Research in adult education needs to address inequality but not at the expense of its students, Lisa Maria Reilly writes. The text is a column written for issue 3/2021 on Research & Practice of Adult Education.
The sociologist Laurel Richardson noted that writing about your life brings you to strange places; you might be uncomfortable about what you learn about yourself and others. She was referring to the process of writing as a research tool, a method of inquiry, often used in autoethnographic projects where the researcher’s experiences are also used as data.
Autoethnography is not to everyone’s taste. There are some who would loath to call it research at all. And yet, I never met anyone for whom biography, or at least aspects of it, didn’t play a part in their selection of a topic.
My PhD began as a way of understanding my journey as a working-class woman who had returned to education before exploring the experiences of others who shared similar trajectories.

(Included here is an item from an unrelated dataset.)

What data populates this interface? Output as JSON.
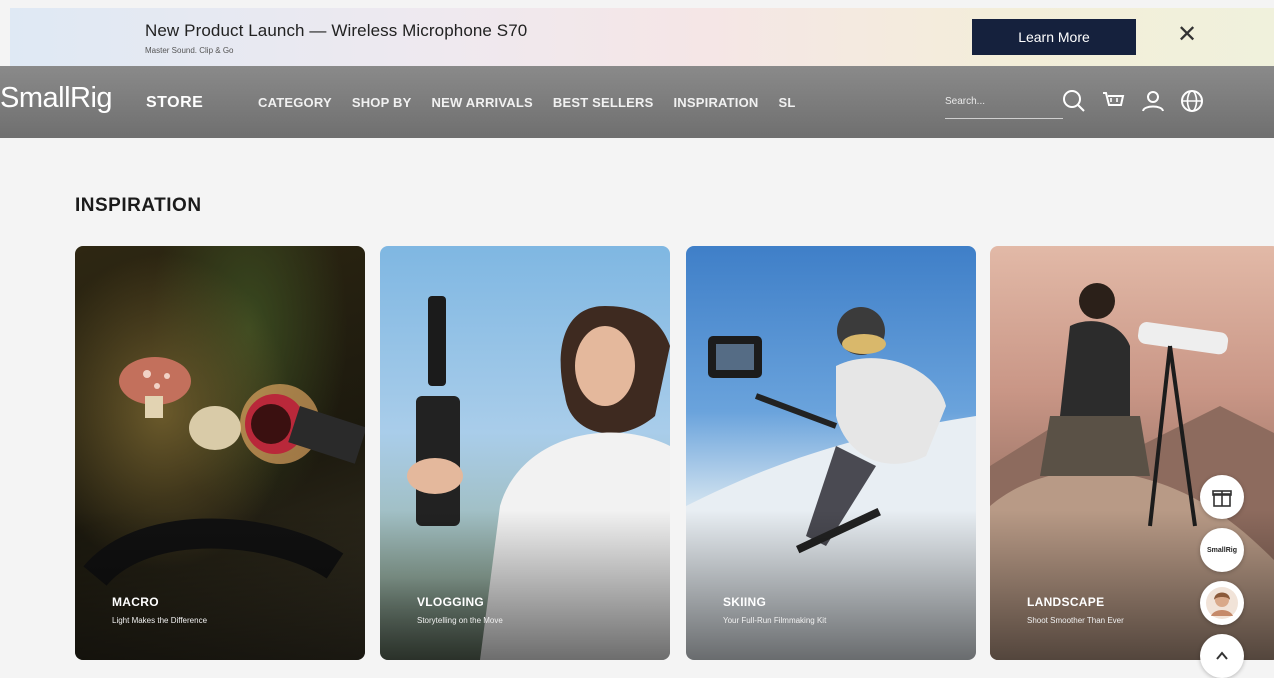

Narratives of disadvantage can be seductive to those unburdened by the label.
That’s the thing about writing. You start with what you know. Or what you think you know. Then you watch your prior certainty unravelling, leaving you in uncomfortable spaces.
THE PRACTICALITIES OF research can feel strange too, particularly during data collection when you have to gather and analyse the words of others.
Despite their awkwardness, qualitative methods, like interviews and focus groups, can become conversations during which you learn more than you set out to initially. It was through such discussions that I began to reflect on the effects of language and categorisation. First, in relation to social class and then those other markers of difference, such as disability and sexuality, which students highlighted were equally, if not more, important in how they experienced the world.
People participated in the research for various reasons but most thought it was a good way to give feedback. There were also some who had participated in other projects and saw no reason to repeat such an encounter. That was one of the most sobering lessons of all; the apathy of those familiar with the process.
Then there were those who were wary but participated anyway. Like the student who responded to my first question about returning to education with “I’m not undermined. It’s not that type of story“.
The assumption made me uneasy; that, as a researcher, I was only interested in a sad account of her life. Those words resonated on a personal level too. Narratives of disadvantage can be seductive to those unburdened by the label.
I DIDN’T KNOW THAT being working-class was considered a problem. I had to go to university to learn that. I had no idea about all the research articles that existed, seeking to explain folk like me.
What a strange discovery it was; this veiled world of information. How many were aware of how their words and worlds would be interpreted and reconstructed? Would they agree with the findings?
Poverty is a key factor affecting educational attainment. But this gets lost somewhere along the line. What we’re left with are discussions of those who have needs, yet little elaboration on the reasons for such needs, leading to the construction of certain categories of students.
It was through autoethnography that I discovered research could also be used as a way of answering back.
Adult educators rarely work with people anymore. Instead we support clients, customers and service users. The person becomes a walking label; the marginalised learner.
I can’t forget the mature student who discussed being advised to write down every aspect of her life that she considered negative on her university application. She made a list: working-class, lone parent, woman, amongst others. She believed she had to condense her life into terms understandable to that person in an office, somewhere on campus, with boxes to tick. To this day she remains one of the smartest women I ever met in a classroom.
Richardson described her writing as a feminist practice. It was through autoethnography that I discovered research could also be used as a way of answering back. Writing my project as a narrative allowed me the space to have a conversation, albeit with myself, about what I was hearing from others.
Moreover, it helped to capture an array of experiences, not just the struggles but the ambition, competitiveness and contradictions that form part of most learning environments.